Ordinal endpoints construct the outcome assessment in terms of a ranked order of patient status. Ordinal scales are common for clinical assessment tools for outcomes such as pain and disease progression. Two commonly used approaches for analyzing ordinal data are the proportional odds and Wilcoxon (Mann-Whitney) U tests with respective strengths and weaknesses.
Composite endpoints are where multiple outcomes are used to evaluate the treatment effect. This accounts for the complexity of a disease and prevents assessment relying on measuring one outcome only. However, methods for analyzing composite endpoints in clinical trials were sparse till recently but recent papers have highlighted statistics such as the win ratio for the analysis of composite endpoints.

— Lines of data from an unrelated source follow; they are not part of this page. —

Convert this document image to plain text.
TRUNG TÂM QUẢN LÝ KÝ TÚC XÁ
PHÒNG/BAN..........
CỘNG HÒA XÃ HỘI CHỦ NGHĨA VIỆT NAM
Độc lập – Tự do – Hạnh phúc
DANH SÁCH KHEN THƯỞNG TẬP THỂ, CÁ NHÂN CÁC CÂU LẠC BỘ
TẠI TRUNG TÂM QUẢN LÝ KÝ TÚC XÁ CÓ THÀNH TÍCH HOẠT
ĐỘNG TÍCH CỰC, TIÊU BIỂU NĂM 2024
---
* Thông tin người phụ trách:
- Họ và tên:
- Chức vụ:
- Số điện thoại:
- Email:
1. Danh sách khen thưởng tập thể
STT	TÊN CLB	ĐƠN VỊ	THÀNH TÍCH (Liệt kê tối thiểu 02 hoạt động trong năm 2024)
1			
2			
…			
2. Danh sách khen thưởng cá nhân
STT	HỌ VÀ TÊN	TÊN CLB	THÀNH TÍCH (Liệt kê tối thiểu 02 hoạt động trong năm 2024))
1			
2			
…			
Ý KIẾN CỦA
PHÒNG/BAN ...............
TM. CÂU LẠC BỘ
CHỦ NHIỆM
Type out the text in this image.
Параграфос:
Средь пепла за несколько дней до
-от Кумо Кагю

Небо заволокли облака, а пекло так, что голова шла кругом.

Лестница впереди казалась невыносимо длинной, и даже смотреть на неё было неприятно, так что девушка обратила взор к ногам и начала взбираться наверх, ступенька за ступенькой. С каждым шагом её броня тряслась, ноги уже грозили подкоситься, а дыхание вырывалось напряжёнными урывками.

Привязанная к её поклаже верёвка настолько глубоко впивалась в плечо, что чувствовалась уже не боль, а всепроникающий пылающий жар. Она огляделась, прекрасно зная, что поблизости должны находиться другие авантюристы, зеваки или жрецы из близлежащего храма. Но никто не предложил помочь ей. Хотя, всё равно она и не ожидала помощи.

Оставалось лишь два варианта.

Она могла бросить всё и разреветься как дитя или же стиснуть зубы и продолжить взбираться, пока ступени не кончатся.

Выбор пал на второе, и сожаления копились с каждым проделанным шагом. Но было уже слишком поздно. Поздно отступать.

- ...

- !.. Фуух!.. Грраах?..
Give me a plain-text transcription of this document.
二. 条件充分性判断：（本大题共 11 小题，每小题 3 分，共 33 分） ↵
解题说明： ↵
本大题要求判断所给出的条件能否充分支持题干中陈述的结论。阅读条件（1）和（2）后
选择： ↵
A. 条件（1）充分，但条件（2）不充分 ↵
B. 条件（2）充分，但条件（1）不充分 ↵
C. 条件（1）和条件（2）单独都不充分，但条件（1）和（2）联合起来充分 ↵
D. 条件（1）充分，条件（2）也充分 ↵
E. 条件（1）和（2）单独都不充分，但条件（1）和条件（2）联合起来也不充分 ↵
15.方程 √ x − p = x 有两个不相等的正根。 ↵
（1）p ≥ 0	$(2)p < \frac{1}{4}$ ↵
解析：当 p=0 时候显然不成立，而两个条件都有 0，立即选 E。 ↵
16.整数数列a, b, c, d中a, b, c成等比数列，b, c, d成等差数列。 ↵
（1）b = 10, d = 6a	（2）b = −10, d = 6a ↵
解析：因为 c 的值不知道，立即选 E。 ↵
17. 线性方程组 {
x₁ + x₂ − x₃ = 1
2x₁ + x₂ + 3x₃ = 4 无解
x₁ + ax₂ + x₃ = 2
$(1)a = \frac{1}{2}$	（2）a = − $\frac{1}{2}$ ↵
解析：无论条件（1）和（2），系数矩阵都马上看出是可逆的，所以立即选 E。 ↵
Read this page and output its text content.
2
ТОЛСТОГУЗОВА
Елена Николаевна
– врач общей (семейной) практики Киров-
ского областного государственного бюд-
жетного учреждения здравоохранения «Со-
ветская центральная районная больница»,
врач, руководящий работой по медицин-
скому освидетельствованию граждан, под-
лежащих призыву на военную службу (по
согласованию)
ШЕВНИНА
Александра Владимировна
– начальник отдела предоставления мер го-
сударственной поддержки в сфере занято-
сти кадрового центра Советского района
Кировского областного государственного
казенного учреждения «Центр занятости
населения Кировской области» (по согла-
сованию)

Survival analysis is a very important and common statistical area of interest in areas such as oncology trials. However many innovative therapies such as immunotherapies have complex survival outcomes which violate the proportional hazards assumption needed for common methods such as the log-rank test. Multiple proposals have emerged for the analysis of these complex survival datasets with the MaxCombo test being a leading tool for analyzing complex outcomes such as delayed effects.
In this webinar, we explore the complex endpoints of ordinal data, composite endpoints and non-proportional survival data and provide background on the methods available for these complex cases and the sample size determination methods available for those methods.